Zählt man aber die guten und die Schattenseiten dieser Berufung zusammen, ist es ein wundervoller Beruf.

 

Wie wurde ich SPA Manager?

Seit über 10 Jahren praktiziere ich nun SPA Management. Ich hatte den großen Vorteil, dass es zur damaligen Zeit kaum SPA Manager gab. Damals waren es Kosmetiker oder Masseure, die den SPA von innen aufrecht erhielten … oft trugen sie Namen wie Wellnessleitung oder Teamleiter Wohlfühloase oder so ähnlich.

Ich hatte das große Glück, dass man frühzeitig Vertrauen in mich setzte und mir direkt eine Day SPA Kette namens “monte mare” als übergeordnete SPA Managerin für alle Standorte anvertraute. Leider aber bin ich mit meinem damaligen Alter und meinen fehlenden Erfahrungen im Umgang mit den Standortleitern vor Ort kläglich gescheitert. Wichtig ist aber zu erwähnen, dass ich es verstand, die reinen Zahlen und die Wirtschaftlichkeit mit Erfolg zu beherrschen.

Also besonn ich mich auf meine Stärke: die Zahlen. Und lernte Stück für Stück die soft skills wie: Teamführung, Diplomatie, Teamwork und den Umgang mit Konflikten dazu. Ich hatte die Chance dazu, in tollen verschiedenen Vorzeigehäusern auf dem SPA Sektor zu arbeiten wie: A-Rosa Travemünde, Steigenberger Grandhotel and SPA auf Usedom und meinem jetzigen SPA im Hotel Esplanade Resort and SPA.

Mir war es bei der Auswahl der Häuser immer wichtig, dass es namenhafte Häuser sind, dafür schlug ich öfter besser bezahlte Angebote aus, um meine Vita sauber aufzubauen. Es sollte mir später gedankt werden!

SPA Management kann heute via Fernstudium studiert werden. Ich habe für mich beschlossen, dass ich mit meiner jahrelangen Erfahrung das Studium nicht brauche, habe mir aber gegönnt, sämtliche Studienunterlagen zu “studieren”. Meine Erfolge haben mir gezeigt dass es für mich der richtig Weg war.

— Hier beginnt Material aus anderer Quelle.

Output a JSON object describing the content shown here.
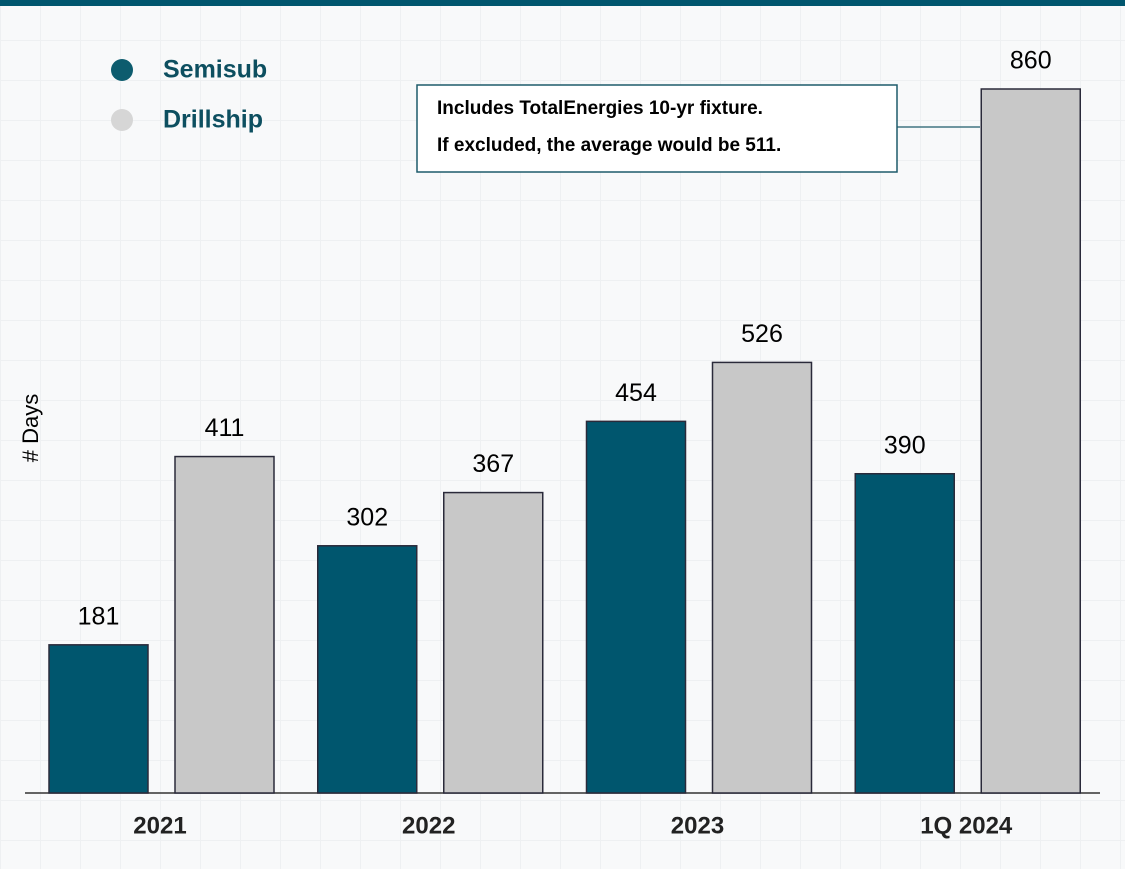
{
  "chart_data": {
    "type": "bar",
    "y_label": "# Days",
    "categories": [
      "2021",
      "2022",
      "2023",
      "1Q 2024"
    ],
    "series": [
      {
        "name": "Semisub",
        "color": "#00566e",
        "values": [
          181,
          302,
          454,
          390
        ]
      },
      {
        "name": "Drillship",
        "color": "#c8c8c8",
        "values": [
          411,
          367,
          526,
          860
        ]
      }
    ],
    "ylim": [
      0,
      860
    ],
    "annotation": [
      "Includes TotalEnergies 10-yr fixture.",
      "If excluded, the average would be 511."
    ]
  }
}
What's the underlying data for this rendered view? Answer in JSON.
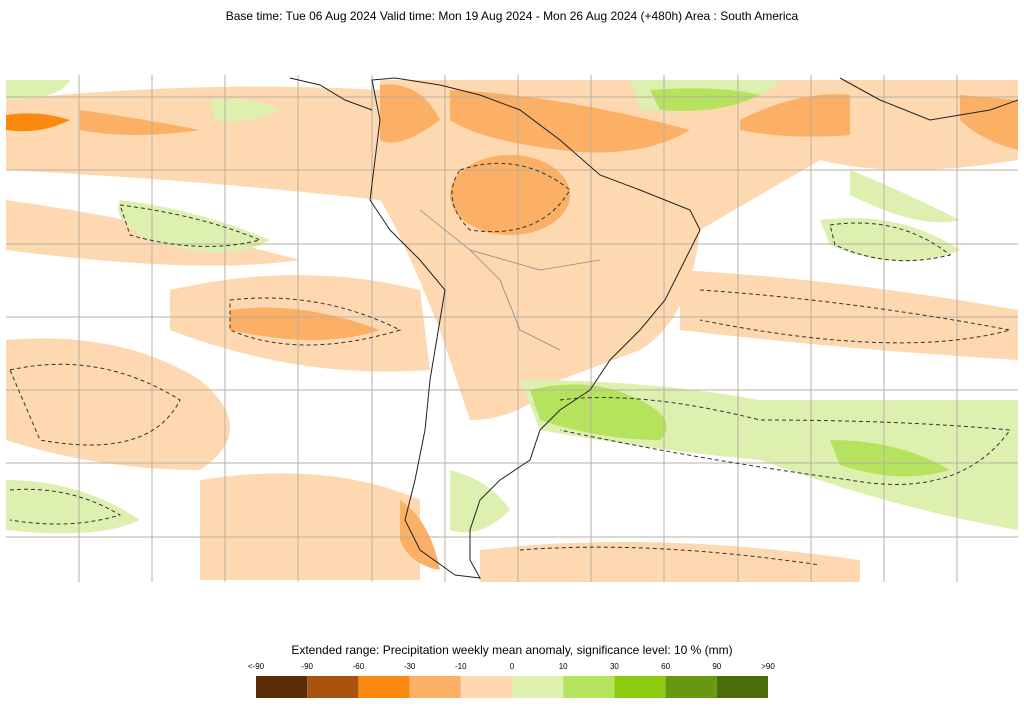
{
  "header": {
    "title": "Base time: Tue 06 Aug 2024 Valid time: Mon 19 Aug 2024 - Mon 26 Aug 2024 (+480h) Area : South America"
  },
  "legend": {
    "title": "Extended range: Precipitation weekly mean anomaly, significance level: 10 % (mm)",
    "labels": [
      "<-90",
      "-90",
      "-60",
      "-30",
      "-10",
      "0",
      "10",
      "30",
      "60",
      "90",
      ">90"
    ],
    "colors": [
      "#5c2c06",
      "#a8520d",
      "#f98a0f",
      "#fbb066",
      "#fdd8b0",
      "#ddf0b0",
      "#b5e35d",
      "#8ccb12",
      "#67980d",
      "#4b6e0a"
    ]
  }
}
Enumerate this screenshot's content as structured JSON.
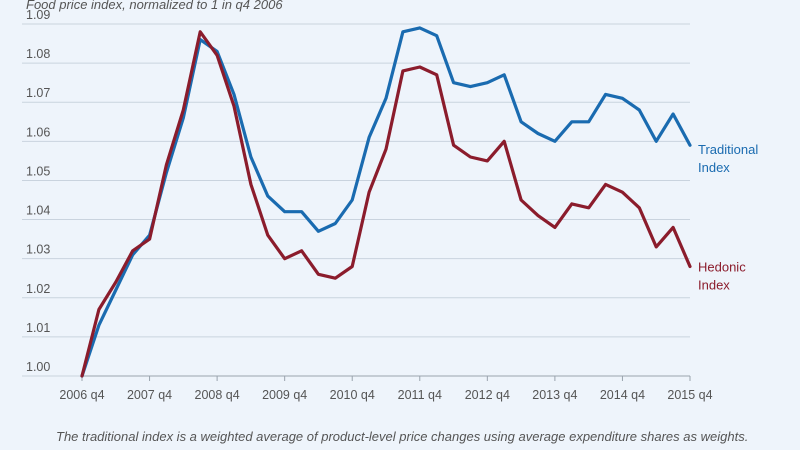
{
  "chart_data": {
    "type": "line",
    "title": "",
    "ylabel": "Food price index, normalized to 1 in q4 2006",
    "xlabel": "",
    "note": "The traditional index is a weighted average of product-level price changes using average expenditure shares as weights.",
    "ylim": [
      0.995,
      1.095
    ],
    "y_ticks": [
      "1.00",
      "1.01",
      "1.02",
      "1.03",
      "1.04",
      "1.05",
      "1.06",
      "1.07",
      "1.08",
      "1.09"
    ],
    "y_tick_values": [
      1.0,
      1.01,
      1.02,
      1.03,
      1.04,
      1.05,
      1.06,
      1.07,
      1.08,
      1.09
    ],
    "x_tick_labels": [
      "2006 q4",
      "2007 q4",
      "2008 q4",
      "2009 q4",
      "2010 q4",
      "2011 q4",
      "2012 q4",
      "2013 q4",
      "2014 q4",
      "2015 q4"
    ],
    "x_tick_index": [
      0,
      4,
      8,
      12,
      16,
      20,
      24,
      28,
      32,
      36
    ],
    "grid": true,
    "legend": "inline-right",
    "series": [
      {
        "name": "Traditional Index",
        "label_lines": [
          "Traditional",
          "Index"
        ],
        "color": "#1a6bb0",
        "values": [
          1.0,
          1.013,
          1.022,
          1.031,
          1.036,
          1.052,
          1.066,
          1.086,
          1.083,
          1.072,
          1.056,
          1.046,
          1.042,
          1.042,
          1.037,
          1.039,
          1.045,
          1.061,
          1.071,
          1.088,
          1.089,
          1.087,
          1.075,
          1.074,
          1.075,
          1.077,
          1.065,
          1.062,
          1.06,
          1.065,
          1.065,
          1.072,
          1.071,
          1.068,
          1.06,
          1.067,
          1.059
        ]
      },
      {
        "name": "Hedonic Index",
        "label_lines": [
          "Hedonic",
          "Index"
        ],
        "color": "#8b1c2c",
        "values": [
          1.0,
          1.017,
          1.024,
          1.032,
          1.035,
          1.054,
          1.068,
          1.088,
          1.082,
          1.069,
          1.049,
          1.036,
          1.03,
          1.032,
          1.026,
          1.025,
          1.028,
          1.047,
          1.058,
          1.078,
          1.079,
          1.077,
          1.059,
          1.056,
          1.055,
          1.06,
          1.045,
          1.041,
          1.038,
          1.044,
          1.043,
          1.049,
          1.047,
          1.043,
          1.033,
          1.038,
          1.028
        ]
      }
    ]
  }
}
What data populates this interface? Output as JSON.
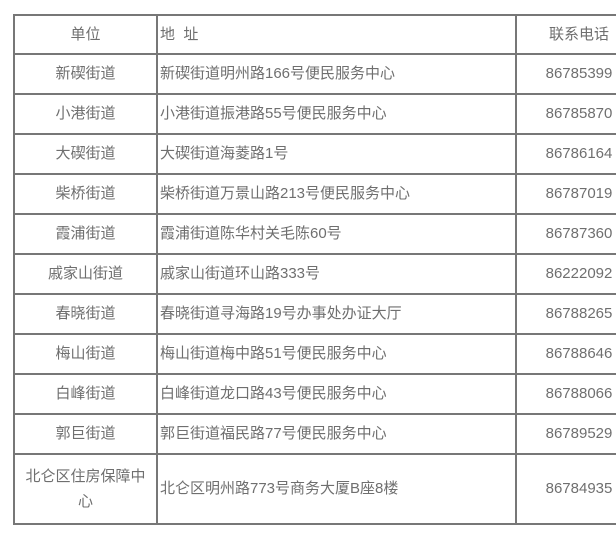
{
  "table": {
    "text_color": "#6f6f6f",
    "border_color": "#777777",
    "headers": [
      "单位",
      "地  址",
      "联系电话"
    ],
    "rows": [
      {
        "unit": "新碶街道",
        "address": "新碶街道明州路166号便民服务中心",
        "phone": "86785399"
      },
      {
        "unit": "小港街道",
        "address": "小港街道振港路55号便民服务中心",
        "phone": "86785870"
      },
      {
        "unit": "大碶街道",
        "address": "大碶街道海菱路1号",
        "phone": "86786164"
      },
      {
        "unit": "柴桥街道",
        "address": "柴桥街道万景山路213号便民服务中心",
        "phone": "86787019"
      },
      {
        "unit": "霞浦街道",
        "address": "霞浦街道陈华村关毛陈60号",
        "phone": "86787360"
      },
      {
        "unit": "戚家山街道",
        "address": "戚家山街道环山路333号",
        "phone": "86222092"
      },
      {
        "unit": "春晓街道",
        "address": "春晓街道寻海路19号办事处办证大厅",
        "phone": "86788265"
      },
      {
        "unit": "梅山街道",
        "address": "梅山街道梅中路51号便民服务中心",
        "phone": "86788646"
      },
      {
        "unit": "白峰街道",
        "address": "白峰街道龙口路43号便民服务中心",
        "phone": "86788066"
      },
      {
        "unit": "郭巨街道",
        "address": "郭巨街道福民路77号便民服务中心",
        "phone": "86789529"
      },
      {
        "unit": "北仑区住房保障中心",
        "address": "北仑区明州路773号商务大厦B座8楼",
        "phone": "86784935"
      }
    ]
  }
}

Im März 2016 wurde ich zur zweitbesten SPA Managerin aus Deutschland, Österreich und der Schweiz ausgezeichnet. Diese Verleihung fand das 5. Mal statt und wird jährlich honoriert. Am selben Tag gewannen wir (das Hotel Esplanade) unter meiner Federführung den 1. Platz für das “innovativste SPA Konzept”, verliehen vom deutschen Wellnessverband.
Auf beide Auszeichnungen bin ich und sind wir sehr stolz.

 

Was braucht ein guter SPA Manager?

  • auf jeden Fall ein gutes Verständnis für Zahlen und Wirtschaftlichkeit,
  • sehr viel Geduld und Empathie im Umgang mit den SPA Mitarbeitern,
  • Teamwork und Durchsetzungskraft im Umgang mit den Abteilungsleitern im Haus,
  • die Geduld, Erfahrungen zu sammeln und zu verstehen, warum und wieso SPA’s für Häuser wichtig sind und wie SPA’s im Zusammenhang mit einem Haus funktionieren.

 

Ich wünsche jedem, der sich für diesen Traumjob entscheidet immer ein Lächeln auf den Lippen.